Mais la fin de l’histoire est ponctuée par cette phrase énigmatique : celui qui a des oreilles pour entendre, qu’il entende ! Il est clair qu’il convient d’aller chercher plus loin que le premier sens évident pour que se déploie toute la richesse de signification de la parabole.

Aucune parabole n’est expliquée ou décortiquée dans les évangiles. Jésus laisse les auditeurs de l’époque et nous, lecteurs et lectrices d’aujourd’hui, participer à la création du sens. Aucune parabole… sauf celle-ci ! La parabole du semeur est suivie, dans les 3 évangiles qui nous la proposent, d’une explication.

La semence, c’est la parole de Dieu. Et les différents sols représentent l’accueil qui est fait de cette semence. Alors qu’à la première écoute, nous nous mettions volontiers dans la peau du semeur et avec lui recevions l’appel à la persévérance, voilà que tout est bouleversé. Le semeur, ce n’est pas nous, c’est Dieu. L’horizon du sens ressemble à un champ labouré. Tout est retourné. Et désormais, s’adresse à nous cette question : et toi, de quelle terre es-tu fait-e ?

  • La terre dure et compacte du chemin dans laquelle la graine ne parvient pas à entrer et sur laquelle se pose les oiseaux qui viennent piquer de leur bec pointu les graines égarées ?
  • Le terrain caillouteux incapable de retenir l’humidité et la tendresse nécessaires pour que les paroles divines puissent y prendre racine ?
  • Le terreau qui accueille et laisse croître mais qui se laisse envahir par les épines des soucis et qui ne parviendront jamais à donner du fruit ?
  • Ou l’humus dans lequel l’évangile s’enracine vraiment, qui en vit et en fait vivre d’autres ?

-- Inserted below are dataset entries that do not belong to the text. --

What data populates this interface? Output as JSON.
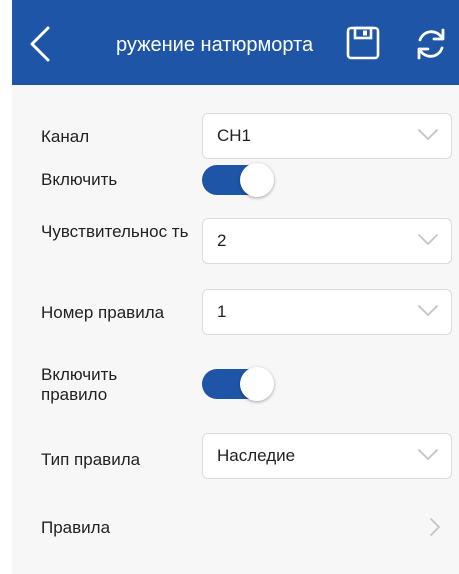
{
  "header": {
    "title": "ружение натюрморта",
    "back_icon": "chevron-left-icon",
    "save_icon": "save-icon",
    "refresh_icon": "refresh-icon",
    "color": "#1f55a6"
  },
  "form": {
    "channel": {
      "label": "Канал",
      "value": "CH1"
    },
    "enable": {
      "label": "Включить",
      "on": true
    },
    "sensitivity": {
      "label": "Чувствительнос ть",
      "value": "2"
    },
    "rule_number": {
      "label": "Номер правила",
      "value": "1"
    },
    "enable_rule": {
      "label": "Включить правило",
      "on": true
    },
    "rule_type": {
      "label": "Тип правила",
      "value": "Наследие"
    },
    "rules": {
      "label": "Правила"
    }
  }
}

La parabole retourne. Elle déplace, désaxe des idées reçues, décentre de ce que je crois savoir et maîtriser. Elle oblige à se s’interroger, à se repositionner.

Encore des histoires…

Oh, mais je vous disais tout à l’heure que j’allais vous raconter une histoire… et puis je ne vous en ai pas raconté.

Sauf peut-être la nôtre. Celle des hommes et des femmes qui écoutent des histoires et qui, par le souffle de l’Esprit saint, les laissent agir en eux.